The Things are now 7 and 5, respectively. They may grouse a bit about Shabbos, but they still keep it. They go to yeshiva, daven when they're told to daven, learn the parsha, and follow the Torah. They're little kids. Going OTD is not really an issue at this point.
Fast forward ten years.
I am picturing Thing 1, who wants with every fiber of her being to be a professional actress. How will she react if she is given a part that demands a Friday-night performance? What about Thing 2, who was born with a mind of her own and a penchant for bending the rules? What will happen if one of my children turns out to be gay? What will I do if they decide to go OTD?
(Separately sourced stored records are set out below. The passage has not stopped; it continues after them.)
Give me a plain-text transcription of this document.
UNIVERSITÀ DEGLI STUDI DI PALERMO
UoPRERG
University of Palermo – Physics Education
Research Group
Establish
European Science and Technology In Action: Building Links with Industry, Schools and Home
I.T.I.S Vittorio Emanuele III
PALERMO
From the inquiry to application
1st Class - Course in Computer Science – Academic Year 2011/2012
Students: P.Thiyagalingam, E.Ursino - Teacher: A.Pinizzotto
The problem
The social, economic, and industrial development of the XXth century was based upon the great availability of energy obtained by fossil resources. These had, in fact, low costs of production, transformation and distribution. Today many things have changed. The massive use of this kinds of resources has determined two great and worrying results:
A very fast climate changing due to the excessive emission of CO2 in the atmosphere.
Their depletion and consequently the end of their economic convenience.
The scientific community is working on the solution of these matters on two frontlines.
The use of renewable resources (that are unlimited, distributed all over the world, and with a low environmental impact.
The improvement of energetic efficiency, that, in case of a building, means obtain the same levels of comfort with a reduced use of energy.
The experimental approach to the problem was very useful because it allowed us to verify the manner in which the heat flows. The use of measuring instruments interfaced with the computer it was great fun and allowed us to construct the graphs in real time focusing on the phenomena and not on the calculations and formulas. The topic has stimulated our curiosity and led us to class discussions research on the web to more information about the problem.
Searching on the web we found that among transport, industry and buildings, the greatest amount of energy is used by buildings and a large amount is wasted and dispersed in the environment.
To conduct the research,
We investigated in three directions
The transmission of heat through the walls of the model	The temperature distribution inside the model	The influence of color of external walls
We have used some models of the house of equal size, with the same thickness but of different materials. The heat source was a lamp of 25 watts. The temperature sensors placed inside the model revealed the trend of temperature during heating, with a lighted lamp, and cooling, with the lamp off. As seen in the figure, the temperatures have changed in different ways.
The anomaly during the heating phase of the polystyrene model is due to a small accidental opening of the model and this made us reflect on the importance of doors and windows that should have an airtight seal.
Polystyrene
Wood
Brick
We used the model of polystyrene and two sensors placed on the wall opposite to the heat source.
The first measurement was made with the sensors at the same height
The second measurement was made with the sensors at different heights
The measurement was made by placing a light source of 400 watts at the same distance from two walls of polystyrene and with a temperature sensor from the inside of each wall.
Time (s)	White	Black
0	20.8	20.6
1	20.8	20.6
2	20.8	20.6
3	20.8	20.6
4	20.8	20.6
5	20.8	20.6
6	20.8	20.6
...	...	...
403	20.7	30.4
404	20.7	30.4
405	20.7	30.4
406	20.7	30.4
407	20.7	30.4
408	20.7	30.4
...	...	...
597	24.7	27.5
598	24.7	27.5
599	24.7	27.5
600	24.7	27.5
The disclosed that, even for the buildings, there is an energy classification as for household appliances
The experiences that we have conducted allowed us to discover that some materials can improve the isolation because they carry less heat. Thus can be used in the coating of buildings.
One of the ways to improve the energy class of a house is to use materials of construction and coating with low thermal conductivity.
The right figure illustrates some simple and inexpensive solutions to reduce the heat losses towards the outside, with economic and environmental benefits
I'll tell you what I will not do. I will never abandon them.
One of the big selling points in kiruv is Judaism's strong family values. I have questioned this for years, seeing the widespread institutionalization of young children, educational neglect, silent children, and kids knocking on strangers' doors doing fundraising without adult supervision. However, this article in the Mishpacha made my hair stand up on end.
The article referenced a rabbi in Israel that takes in young OTD girls tossed out by their parents. A kind act, true, but why are teenagers being turned out at all? Because the parents are ashamed? The child (and make no mistake--15 and 16 year-olds are still children) is trying to grow and define herself. Sometimes, this takes on forms that parents disagree with. That's typical adolescence. However, putting one's own children out on the street is not only atypical, it is abusive. Moreover, it is counterproductive. Odds are, once a child is tossed out, that child will never come back. Not to the parents, and not to Yiddishkeit.
As parents, it is our job to put our children first. Our own feelings, our egos, others' opinions--all are secondary. No family should ever throw away their children. No parent should ever pray for a child's death. No parent should ever deliberately put a child at risk of harm, whether through starvation, physical attack, or sleeping in the street. And no one should ever tell a confused teenager that "she brought it on herself."
Our children are gifts from G-d. They are not disposable!